2. The above application methods are suggested for reference only. Actual dosage should be  determined after trials according to actual situation.
 
Packaging
This product is packaged in 25kg, 30kg HDPE plastic drums or 1125 kg IBC totes. Customized  packaging is available upon request. 
 
Storage & Shelf-life  
This enzyme has been formulated for optimal stability. Typical shelf-life is six months provided it  is stored below 25°C in its original packaging, sealed and unopened, protected from direct  sunlight.

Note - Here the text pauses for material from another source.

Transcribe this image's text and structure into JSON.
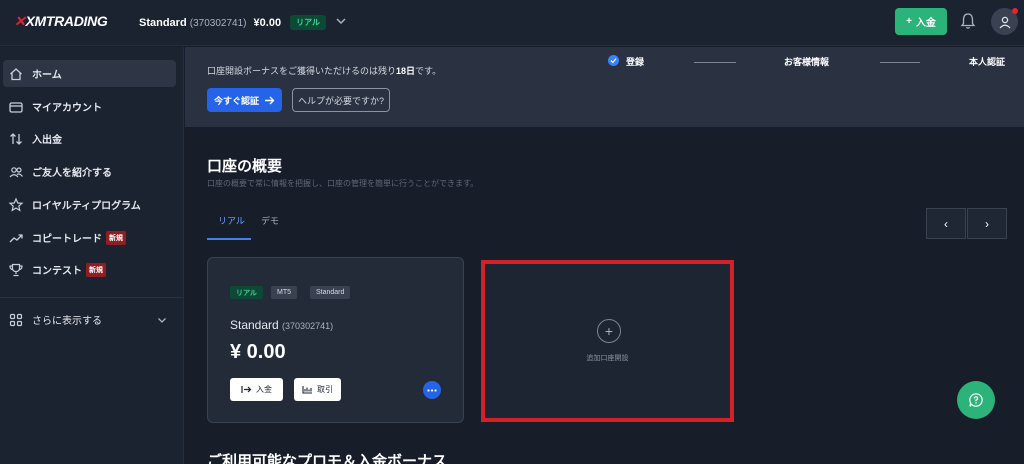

Its shelf-life will be eighteen months if this product is stored properly at 0∼10°C.  Prolonged storage and/or adverse conditions such as higher temperatures may lead to a higher  dosage requirement, thus should be avoided. 
 
Safe Handling of Enzymes
Inhalation of enzyme dust and mists should be avoided. In case of contact with the skin or eyes,  promptly rinse with water for at least 15 minutes. For detailed handling information, please  refer to the appropriate Material Safety Data Sheet.